Le milieu dont je suis issu avec un beau-père artiste m'a instillé le goût de l'art et de la création. Par ailleurs, j'ai très vite ressenti le besoin d'exprimer en images les pensées et réflexions suscitées par mes lectures et mes recherches du côté de la psychanalyse dont j'ai exercé le métier pendant quelques années. Mon parcours est polymorphe, avec une appétence pour l’éducation et la psychanalyse. La peinture à l’huile, quant à elle, fait partie de ma vie depuis l’âge de 14 ans. La quotidienneté de mes préoccupations pour cet acte de peindre, tel un artisan, m'a amené très logiquement au fil des ans à l'articuler avec mes autres pratiques comme celle de la psychanalyse. 

Quelles sont les 3 choses qui vous différencient des autres artistes ?
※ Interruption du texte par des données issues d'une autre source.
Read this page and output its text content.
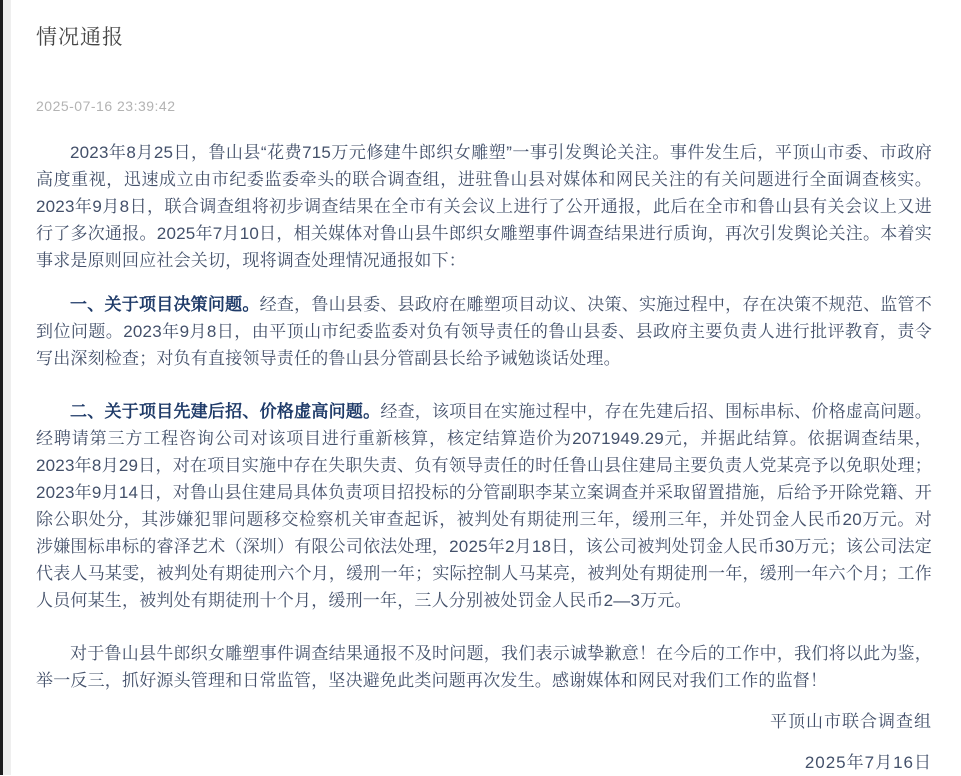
情况通报
2025-07-16 23:39:42

2023年8月25日，鲁山县“花费715万元修建牛郎织女雕塑”一事引发舆论关注。事件发生后，平顶山市委、市政府高度重视，迅速成立由市纪委监委牵头的联合调查组，进驻鲁山县对媒体和网民关注的有关问题进行全面调查核实。2023年9月8日，联合调查组将初步调查结果在全市有关会议上进行了公开通报，此后在全市和鲁山县有关会议上又进行了多次通报。2025年7月10日，相关媒体对鲁山县牛郎织女雕塑事件调查结果进行质询，再次引发舆论关注。本着实事求是原则回应社会关切，现将调查处理情况通报如下：

一、关于项目决策问题。经查，鲁山县委、县政府在雕塑项目动议、决策、实施过程中，存在决策不规范、监管不到位问题。2023年9月8日，由平顶山市纪委监委对负有领导责任的鲁山县委、县政府主要负责人进行批评教育，责令写出深刻检查；对负有直接领导责任的鲁山县分管副县长给予诫勉谈话处理。

二、关于项目先建后招、价格虚高问题。经查，该项目在实施过程中，存在先建后招、围标串标、价格虚高问题。经聘请第三方工程咨询公司对该项目进行重新核算，核定结算造价为2071949.29元，并据此结算。依据调查结果，2023年8月29日，对在项目实施中存在失职失责、负有领导责任的时任鲁山县住建局主要负责人党某亮予以免职处理；2023年9月14日，对鲁山县住建局具体负责项目招投标的分管副职李某立案调查并采取留置措施，后给予开除党籍、开除公职处分，其涉嫌犯罪问题移交检察机关审查起诉，被判处有期徒刑三年，缓刑三年，并处罚金人民币20万元。对涉嫌围标串标的睿泽艺术（深圳）有限公司依法处理，2025年2月18日，该公司被判处罚金人民币30万元；该公司法定代表人马某雯，被判处有期徒刑六个月，缓刑一年；实际控制人马某亮，被判处有期徒刑一年，缓刑一年六个月；工作人员何某生，被判处有期徒刑十个月，缓刑一年，三人分别被处罚金人民币2—3万元。

对于鲁山县牛郎织女雕塑事件调查结果通报不及时问题，我们表示诚挚歉意！在今后的工作中，我们将以此为鉴，举一反三，抓好源头管理和日常监管，坚决避免此类问题再次发生。感谢媒体和网民对我们工作的监督！

平顶山市联合调查组

2025年7月16日
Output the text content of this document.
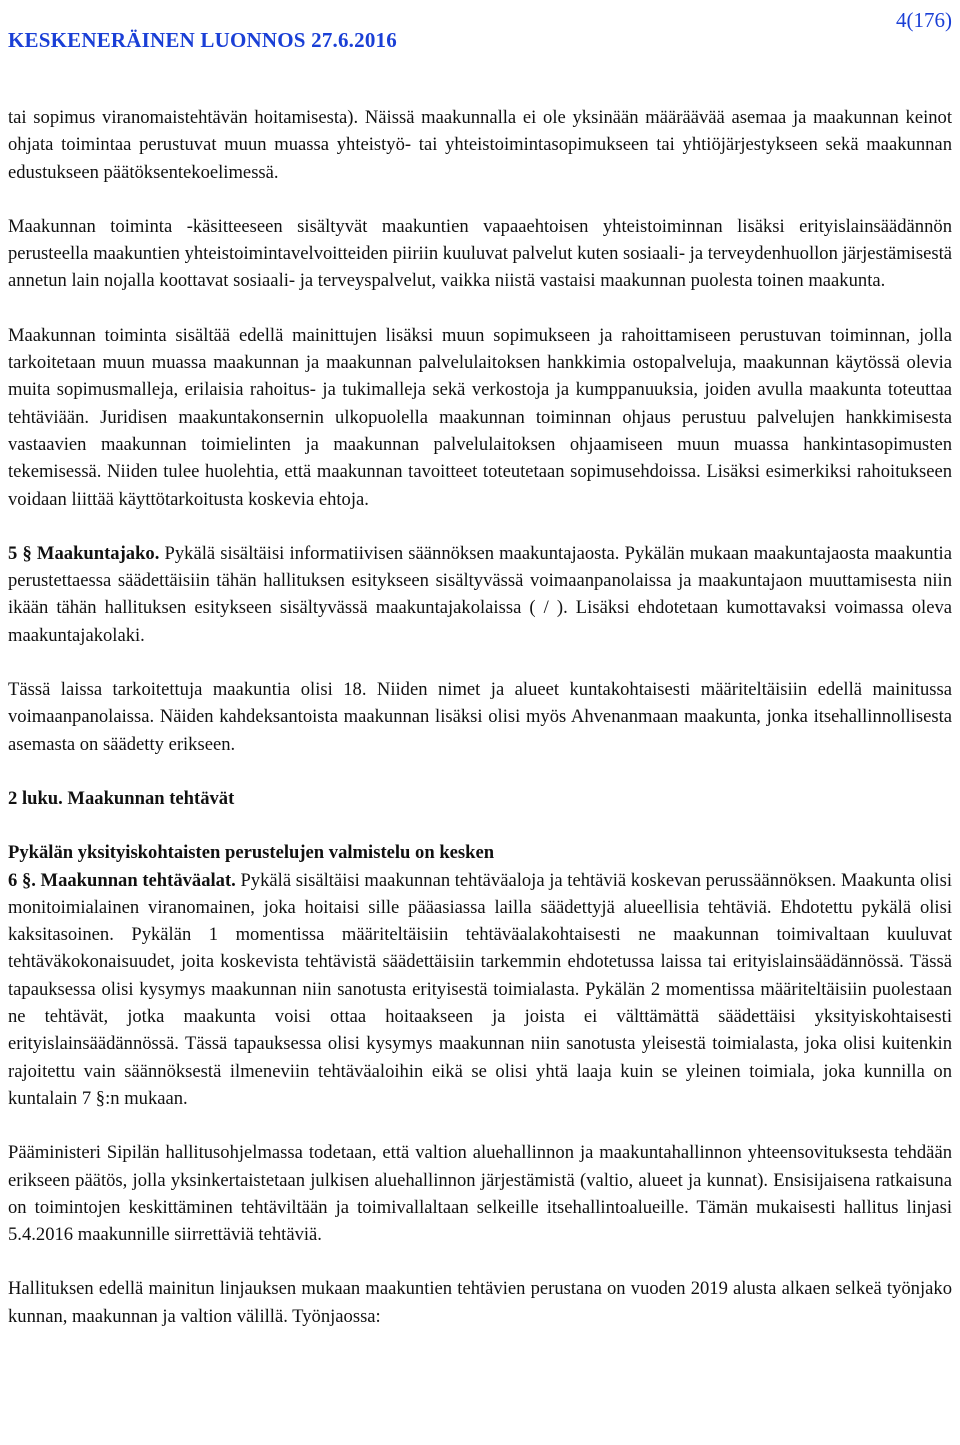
KESKENERÄINEN LUONNOS 27.6.2016
4(176)

tai sopimus viranomaistehtävän hoitamisesta). Näissä maakunnalla ei ole yksinään määräävää asemaa ja maakunnan keinot ohjata toimintaa perustuvat muun muassa yhteistyö- tai yhteistoimintasopimukseen tai yhtiöjärjestykseen sekä maakunnan edustukseen päätöksentekoelimessä.

Maakunnan toiminta -käsitteeseen sisältyvät maakuntien vapaaehtoisen yhteistoiminnan lisäksi erityislainsäädännön perusteella maakuntien yhteistoimintavelvoitteiden piiriin kuuluvat palvelut kuten sosiaali- ja terveydenhuollon järjestämisestä annetun lain nojalla koottavat sosiaali- ja terveyspalvelut, vaikka niistä vastaisi maakunnan puolesta toinen maakunta.

Maakunnan toiminta sisältää edellä mainittujen lisäksi muun sopimukseen ja rahoittamiseen perustuvan toiminnan, jolla tarkoitetaan muun muassa maakunnan ja maakunnan palvelulaitoksen hankkimia ostopalveluja, maakunnan käytössä olevia muita sopimusmalleja, erilaisia rahoitus- ja tukimalleja sekä verkostoja ja kumppanuuksia, joiden avulla maakunta toteuttaa tehtäviään. Juridisen maakuntakonsernin ulkopuolella maakunnan toiminnan ohjaus perustuu palvelujen hankkimisesta vastaavien maakunnan toimielinten ja maakunnan palvelulaitoksen ohjaamiseen muun muassa hankintasopimusten tekemisessä. Niiden tulee huolehtia, että maakunnan tavoitteet toteutetaan sopimusehdoissa. Lisäksi esimerkiksi rahoitukseen voidaan liittää käyttötarkoitusta koskevia ehtoja.

5 § Maakuntajako. Pykälä sisältäisi informatiivisen säännöksen maakuntajaosta. Pykälän mukaan maakuntajaosta maakuntia perustettaessa säädettäisiin tähän hallituksen esitykseen sisältyvässä voimaanpanolaissa ja maakuntajaon muuttamisesta niin ikään tähän hallituksen esitykseen sisältyvässä maakuntajakolaissa ( / ). Lisäksi ehdotetaan kumottavaksi voimassa oleva maakuntajakolaki.

Tässä laissa tarkoitettuja maakuntia olisi 18. Niiden nimet ja alueet kuntakohtaisesti määriteltäisiin edellä mainitussa voimaanpanolaissa. Näiden kahdeksantoista maakunnan lisäksi olisi myös Ahvenanmaan maakunta, jonka itsehallinnollisesta asemasta on säädetty erikseen.

2 luku. Maakunnan tehtävät
Pykälän yksityiskohtaisten perustelujen valmistelu on kesken

6 §. Maakunnan tehtäväalat. Pykälä sisältäisi maakunnan tehtäväaloja ja tehtäviä koskevan perussäännöksen. Maakunta olisi monitoimialainen viranomainen, joka hoitaisi sille pääasiassa lailla säädettyjä alueellisia tehtäviä. Ehdotettu pykälä olisi kaksitasoinen. Pykälän 1 momentissa määriteltäisiin tehtäväalakohtaisesti ne maakunnan toimivaltaan kuuluvat tehtäväkokonaisuudet, joita koskevista tehtävistä säädettäisiin tarkemmin ehdotetussa laissa tai erityislainsäädännössä. Tässä tapauksessa olisi kysymys maakunnan niin sanotusta erityisestä toimialasta. Pykälän 2 momentissa määriteltäisiin puolestaan ne tehtävät, jotka maakunta voisi ottaa hoitaakseen ja joista ei välttämättä säädettäisi yksityiskohtaisesti erityislainsäädännössä. Tässä tapauksessa olisi kysymys maakunnan niin sanotusta yleisestä toimialasta, joka olisi kuitenkin rajoitettu vain säännöksestä ilmeneviin tehtäväaloihin eikä se olisi yhtä laaja kuin se yleinen toimiala, joka kunnilla on kuntalain 7 §:n mukaan.

Pääministeri Sipilän hallitusohjelmassa todetaan, että valtion aluehallinnon ja maakuntahallinnon yhteensovituksesta tehdään erikseen päätös, jolla yksinkertaistetaan julkisen aluehallinnon järjestämistä (valtio, alueet ja kunnat). Ensisijaisena ratkaisuna on toimintojen keskittäminen tehtäviltään ja toimivallaltaan selkeille itsehallintoalueille. Tämän mukaisesti hallitus linjasi 5.4.2016 maakunnille siirrettäviä tehtäviä.

Hallituksen edellä mainitun linjauksen mukaan maakuntien tehtävien perustana on vuoden 2019 alusta alkaen selkeä työnjako kunnan, maakunnan ja valtion välillä. Työnjaossa:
Je ne sais pas s'il est tellement important d'être différent des autres artistes, d'autant qu'il n'existe pas de création ex nihilo, car elle s'insère, qu'on le veuille ou non et malgré les impressions de rupture, dans la continuité d'une histoire personnelle, d'une culture familiale mais également dans le sillon,  sinon de l'histoire de l'art,  dans celui d'une histoire de l'art. Ce qui est intéressant, au demeurant, c'est le frottement avec d'autres artistes, ces frottement inspirants produisant des "pas de sens", des inventions singulières. Une chose est certaine, c'est que dans mon acte de création se joue sur le fil une approche analytique en contre point d'une pulsion créatrice sans faux-semblant.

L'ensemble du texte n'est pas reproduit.